PARIS — Alcatel Space signed a $145 million contract June 11 to build a large direct-broadcast television satellite for a Chinese customer — a deal that represents just the latest example of a European company profiting from U.S. government technology-transfer restrictions.
Signed in the presence of Chinese Vice Premier Zeng Peiyan and French Prime Minister Jean-Pierre Raffarin, the contract with China Satellite Communications Corp. calls for Alcatel Space to deliver the Chinasat 9 spacecraft in late 2006 for launch on a Chinese Long March rocket. The satellite, expected to weigh 4,500 kilograms at launch, is an Alcatel Spacebus 4000 C1 platform that will carry 18 36-megahertz Ku-band transponders and four 54-megahertz Ku-band transponders.
Alcatel spokeswoman Sandrine Bielecki said June 11 that the contract includes no options for further satellites. Bielecki said Alcatel is responsible for the in-orbit delivery of Chinasat 9 but that Chinasat is financing the launch separately.
Since 1998, U.S. government restrictions on satellite sales to China have tightened into a de facto refusal by the U.S. government to permit satellites with U.S. components from delivering to Chinese organizations if the satellites are to be launched on a Chinese Long March rocket.
These restrictions made it all but impossible for any U.S. contractor to bid on the Chinasat contract. The same restrictions would have made it difficult for Alcatel Space’s chief European competitor, EADS Astrium, to bid. Astrium uses U.S. components in its satellites.
In an unrelated development, Alcatel Space is also expected to announce June 14 that it has won a contract to provide PanAmSat Corp. with a telecommunications satellite called Galaxy 17 in 2006 to bolster PanAmSat’s in-orbit fleet.
Alcatel Space, whose corporate parent, Alcatel, has a strong telecommunications presence in China, has made it company policy since around 2002 to be able to offer satellites that are "ITAR-free," meaning they contain no components subject to the U.S. International Traffic in Arms regulations.

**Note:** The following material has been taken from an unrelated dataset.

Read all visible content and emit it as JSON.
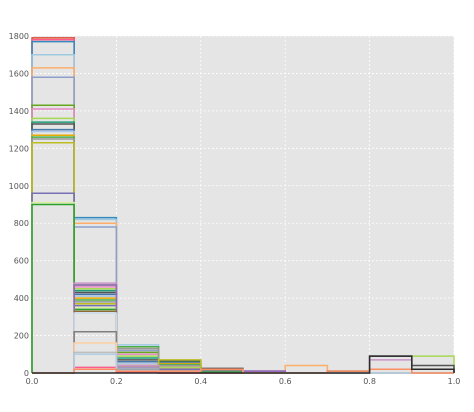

The China Satellite Communication Corp., Chinasat, of Beijing has already paid dearly to learn about U.S. State Department restrictions on satellite exports in general, and to China in particular.

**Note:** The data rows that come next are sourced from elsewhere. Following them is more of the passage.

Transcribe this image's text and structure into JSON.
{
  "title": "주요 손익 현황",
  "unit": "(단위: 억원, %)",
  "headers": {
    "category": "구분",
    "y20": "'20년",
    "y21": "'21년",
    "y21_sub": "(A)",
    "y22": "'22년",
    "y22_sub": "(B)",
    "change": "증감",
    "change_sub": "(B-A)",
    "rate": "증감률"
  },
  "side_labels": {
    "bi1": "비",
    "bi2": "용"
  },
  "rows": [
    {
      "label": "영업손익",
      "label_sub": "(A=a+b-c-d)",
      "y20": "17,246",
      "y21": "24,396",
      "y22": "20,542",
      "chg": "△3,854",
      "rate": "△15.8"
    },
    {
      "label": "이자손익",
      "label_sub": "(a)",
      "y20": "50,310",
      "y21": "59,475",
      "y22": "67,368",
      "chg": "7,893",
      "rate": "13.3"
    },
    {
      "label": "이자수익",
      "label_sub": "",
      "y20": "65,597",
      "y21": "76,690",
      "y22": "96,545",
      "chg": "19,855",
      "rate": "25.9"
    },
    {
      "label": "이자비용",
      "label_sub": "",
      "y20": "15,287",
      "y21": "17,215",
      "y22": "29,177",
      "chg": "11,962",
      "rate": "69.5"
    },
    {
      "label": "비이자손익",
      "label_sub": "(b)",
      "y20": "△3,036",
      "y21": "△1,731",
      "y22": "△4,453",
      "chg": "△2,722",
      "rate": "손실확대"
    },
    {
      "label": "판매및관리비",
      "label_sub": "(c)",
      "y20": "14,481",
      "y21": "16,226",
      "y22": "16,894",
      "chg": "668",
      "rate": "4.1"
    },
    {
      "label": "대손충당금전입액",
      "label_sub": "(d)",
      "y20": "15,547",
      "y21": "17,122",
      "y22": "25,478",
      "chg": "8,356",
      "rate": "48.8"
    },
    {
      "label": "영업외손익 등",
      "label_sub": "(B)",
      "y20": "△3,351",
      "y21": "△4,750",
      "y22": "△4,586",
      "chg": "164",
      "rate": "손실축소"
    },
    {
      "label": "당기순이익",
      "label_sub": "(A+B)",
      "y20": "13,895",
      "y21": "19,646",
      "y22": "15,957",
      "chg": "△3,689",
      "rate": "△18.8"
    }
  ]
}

Loral Space and Communications of New York has been trying for nearly six years to receive U.S. government approval to deliver the Chinasat 8 satellite, without success. The satellite, which was completed in December 1998, has been in storage at Loral’s Palo Alto, Calif., satellite plant ever since.
Loral, in Chapter 11 bankruptcy proceedings since mid-2003, recently agreed with Chinasat and with the China Great Wall Industry Corp. of Beijing — China's launch services supplier — to free Loral from a contract to launch Chinasat 8 aboard a Long March rocket.

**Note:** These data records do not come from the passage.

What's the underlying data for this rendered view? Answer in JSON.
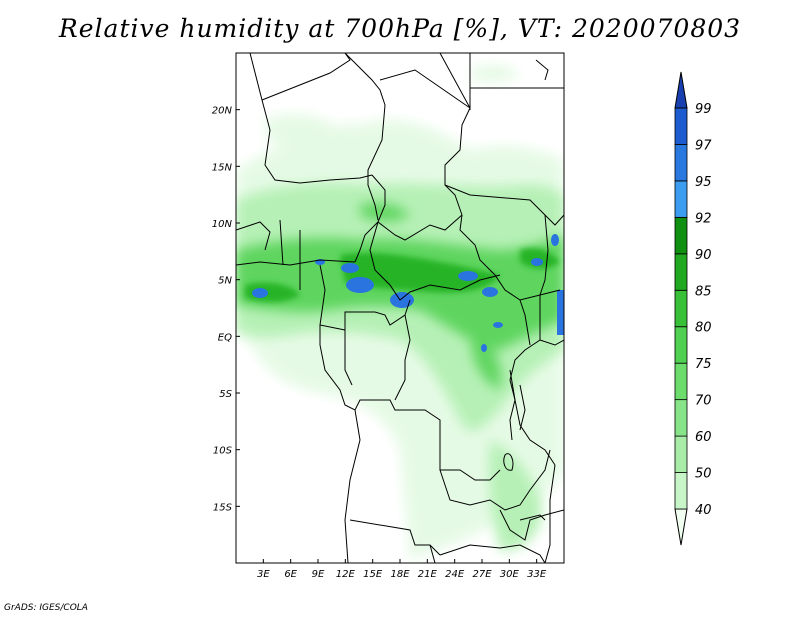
{
  "title": "Relative humidity at 700hPa [%], VT: 2020070803",
  "footer": "GrADS: IGES/COLA",
  "map": {
    "lon_range": [
      0,
      36
    ],
    "lat_range": [
      -20,
      25
    ],
    "lon_ticks": [
      {
        "value": 3,
        "label": "3E"
      },
      {
        "value": 6,
        "label": "6E"
      },
      {
        "value": 9,
        "label": "9E"
      },
      {
        "value": 12,
        "label": "12E"
      },
      {
        "value": 15,
        "label": "15E"
      },
      {
        "value": 18,
        "label": "18E"
      },
      {
        "value": 21,
        "label": "21E"
      },
      {
        "value": 24,
        "label": "24E"
      },
      {
        "value": 27,
        "label": "27E"
      },
      {
        "value": 30,
        "label": "30E"
      },
      {
        "value": 33,
        "label": "33E"
      }
    ],
    "lat_ticks": [
      {
        "value": 20,
        "label": "20N"
      },
      {
        "value": 15,
        "label": "15N"
      },
      {
        "value": 10,
        "label": "10N"
      },
      {
        "value": 5,
        "label": "5N"
      },
      {
        "value": 0,
        "label": "EQ"
      },
      {
        "value": -5,
        "label": "5S"
      },
      {
        "value": -10,
        "label": "10S"
      },
      {
        "value": -15,
        "label": "15S"
      }
    ]
  },
  "colorbar": {
    "levels": [
      "40",
      "50",
      "60",
      "70",
      "75",
      "80",
      "85",
      "90",
      "92",
      "95",
      "97",
      "99"
    ],
    "colors": [
      "#f0fff0",
      "#c8f5c8",
      "#a8eca8",
      "#88e488",
      "#6cdc6c",
      "#50d050",
      "#38c038",
      "#20a820",
      "#109010",
      "#3c9cf0",
      "#2878e0",
      "#1c5cd0",
      "#1840b0"
    ]
  }
}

Loral’s proposal will permit Chinasat to apply a previous launch deposit for Chinasat 8 to another satellite. Alcatel Space’s Chinasat 9 is the most likely candidate.
In statements to the New York bankruptcy court handling Loral’s Chapter 11 proceedings, Loral said it hopes the removal of a Chinese rocket from the equation will make it easier to obtain an export license for Chinasat 8.
The U.S. State Department’s refusal to permit the export of Chinasat 8 "has been caused in part by [Loral’s] use of a Chinese launch agency," Loral told the court. The new arrangement "will allow the approval process to proceed more readily," Loral said.
A court hearing on Loral’s proposal on Chinasat 8 is scheduled for June 23.
Loral is also asking the bankruptcy court to approve a $105 million contract with PanAmSat to provide the Galaxy 16 satellite for launch in late 2005.
PanAmSat, as part of an unusual deal between Loral and PanAmSat’s former owner, DirecTV Group, paid Loral a $25 million deposit for the satellite to assure prompt delivery by Loral of the DirecTV 7S satellite earlier this year. That satellite has since been launched.
DirecTV Group also paid nonrefundable $25 million deposits for each of the DirecTV satellites to be built by Loral, the DirecTV 8 and DirecTV 9S.
Galaxy 16 is expected to carry 48 C- and Ku-band transponders. The contract’s terms permit PanAmSat to order an identical satellite, for the same price, up to 12 months following the launch of Galaxy 16.
The contract also permits PanAmSat to terminate the Galaxy 16 work up to six months after the contract becomes effective. While it was signed in late April, the contract does not enter into effect until it is approved by the bankruptcy judge.
A hearing on the matter is scheduled for June 16.